Яша пил с тех пор, как однажды в небе увидел облака, белогривые лошадки. Было это несколько лет назад, Яша управлял самолетом, дело было под Днепропетровском. Летел Яша сквозь облака. Они были кудрявыми, белыми и золотыми, как волосы ангела, и Яша думал, что ему повезло: ведь простые люди не могут увидеть такой красоты. Яша напевал песню «Облака, белогривые лошадки». Песня была из любимого мультика Яши. Яша пел, а облака плыли мимо.

Вдруг Яша перестал петь. Потому что увидел, как из облаков посыпались чемоданы. Пилот удивился. Потом из облаков стали сыпаться люди. Они были живыми и махали руками и ногами.

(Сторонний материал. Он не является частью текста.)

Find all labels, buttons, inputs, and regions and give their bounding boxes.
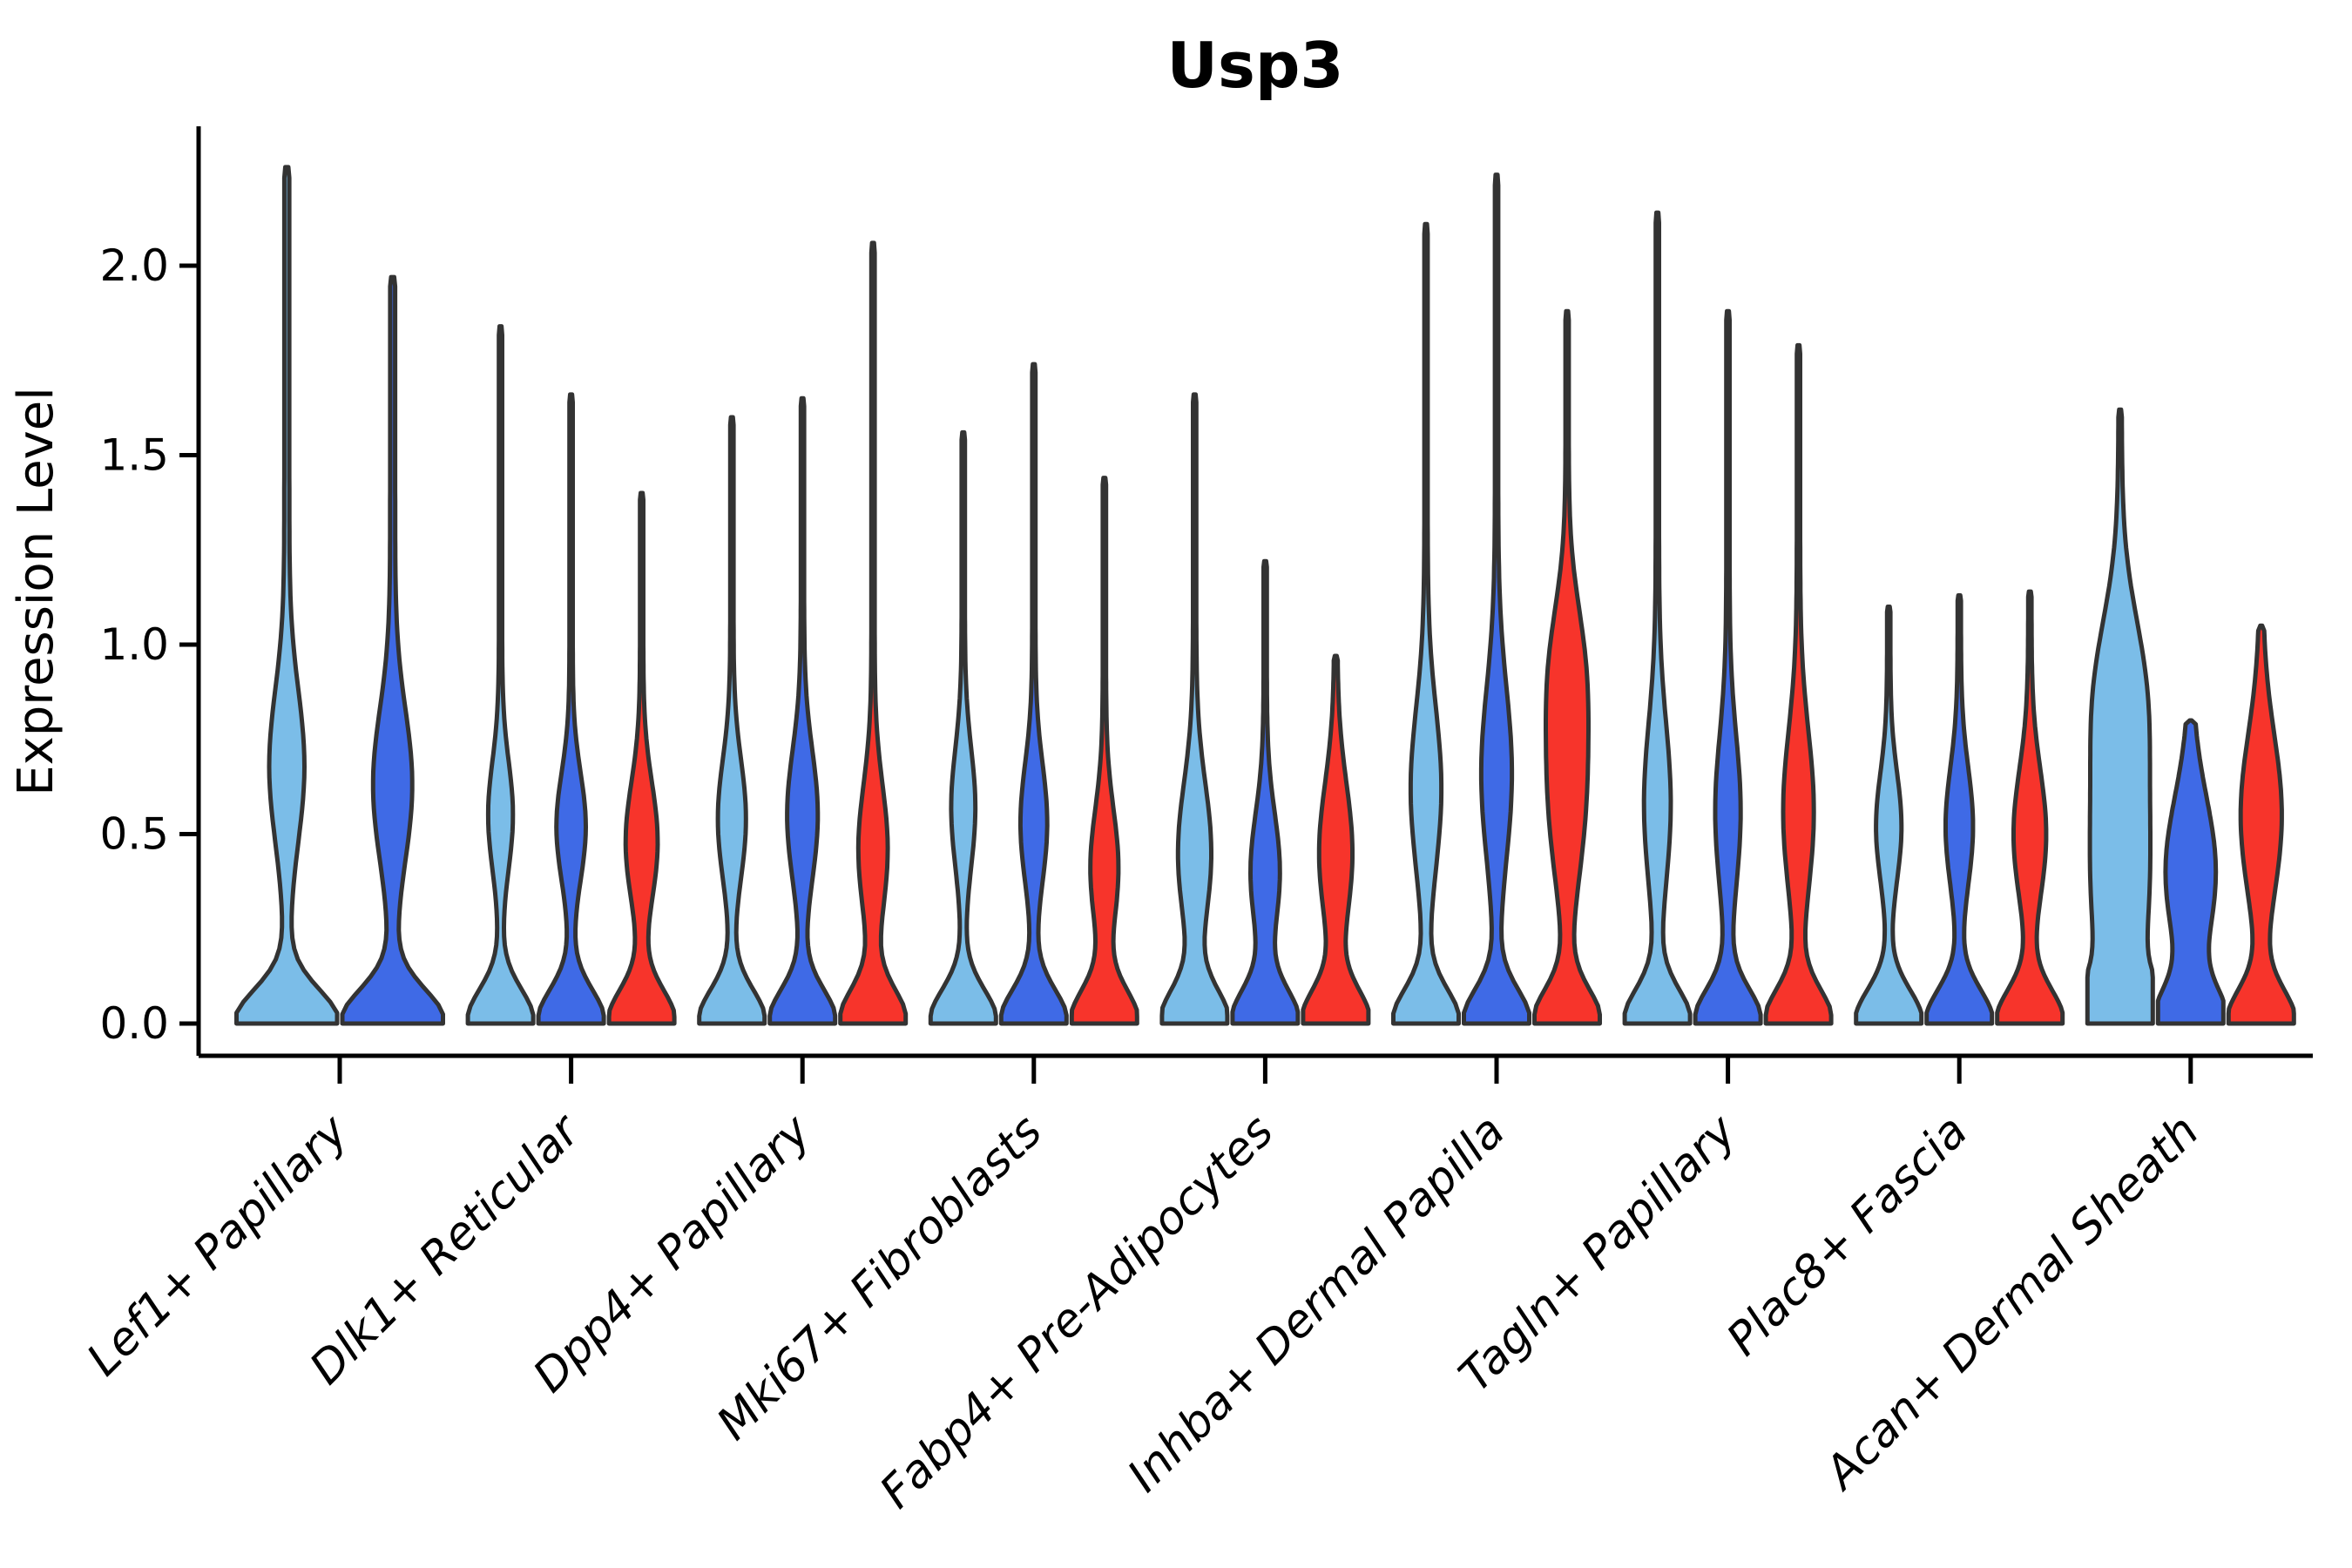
y-tick-label: 0.5 [99,809,169,860]
violin-group-5 [1159,392,1371,1026]
y-tick-label: 2.0 [99,240,169,291]
violin-hue_2 [1462,172,1531,1026]
x-tick-label-9: Acan+ Dermal Sheath [1814,1105,2209,1501]
x-tick-label-8: Plac8+ Fascia [1717,1105,1977,1366]
violin-hue_2 [767,395,838,1026]
violin-hue_3 [1301,653,1371,1026]
x-tick-label-6: Inhba+ Dermal Papilla [1118,1105,1515,1503]
violin-hue_1 [928,429,998,1026]
violin-group-8 [1854,589,2065,1026]
violin-hue_1 [1854,605,1924,1026]
violin-group-1 [234,165,445,1026]
y-tick-label: 0.0 [99,998,169,1049]
violins-layer [234,165,2296,1026]
violin-hue_1 [234,165,340,1026]
violin-hue_1 [465,324,536,1026]
violin-group-2 [465,324,677,1026]
violin-hue_3 [1069,476,1139,1026]
violin-hue_3 [1532,308,1602,1026]
violin-hue_2 [2155,718,2226,1026]
violin-hue_3 [606,490,677,1026]
violin-group-6 [1391,172,1602,1026]
violin-hue_2 [1924,593,1995,1026]
violin-group-7 [1622,210,1834,1026]
chart-title: Usp3 [1167,29,1344,102]
violin-hue_2 [998,362,1069,1026]
y-axis-label: Expression Level [8,387,64,796]
violin-hue_2 [536,392,606,1026]
violin-hue_1 [1159,392,1230,1026]
y-tick-label: 1.5 [99,430,169,481]
violin-group-9 [2085,407,2296,1026]
y-tick-label: 1.0 [99,619,169,670]
violin-hue_2 [1230,558,1301,1026]
violin-hue_1 [697,415,767,1026]
violin-hue_1 [1391,221,1461,1026]
violin-hue_2 [340,274,445,1026]
violin-hue_3 [838,240,909,1026]
x-tick-label-5: Fabp4+ Pre-Adipocytes [870,1105,1284,1519]
violin-hue_1 [1622,210,1693,1026]
violin-group-4 [928,362,1139,1026]
violin-hue_3 [1995,589,2065,1026]
violin-hue_3 [1763,342,1834,1026]
violin-hue_1 [2085,407,2155,1026]
violin-group-3 [697,240,909,1026]
violin-hue_3 [2226,623,2296,1026]
violin-hue_2 [1693,308,1763,1026]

Яша подумал, что пробил час расплаты. Яша ведь и раньше пил, пилоты вообще люди пьющие, потому что надо снимать стресс, постоянно надо снимать стресс.

Яша сейчас же связался с землей и сказал:

– Прошу аварийной посадки связи хуёвым самочувствием пилота.

Так принято в радиообмене – не употреблять предлогов и союзов. Автор находит это лапидарным.

Уже на земле Яша узнал, что он видел. Он стал свидетелем печально известной авиакатастрофы в небе над Днепропетровском. Там, на километр выше того воздушного коридора, по которому летел Яша, столкнулись два самолета. Оба от удара развалились.

И их содержимое просто высыпалось вниз. Что и наблюдал Яша.

После этого случая Яша взял отпуск за свой счет и провел его в тяжелом делирии. Его постоянно преследовала песня «Облака, белогривые лошадки». Он не мог уснуть, а когда засыпал, ему снились люди. Радостные, улыбающиеся, они летели вниз сквозь золотистые облака к земле и махали руками, как птицы, а рядом с ними летели чемоданы, они открывались, как рты, и пели: «Облака-а-а, белогривые лошадки!» Яша просыпался и кричал, кричал. Потом бежал в подвал, там наливал, пил. И опять. Кричал, кричал.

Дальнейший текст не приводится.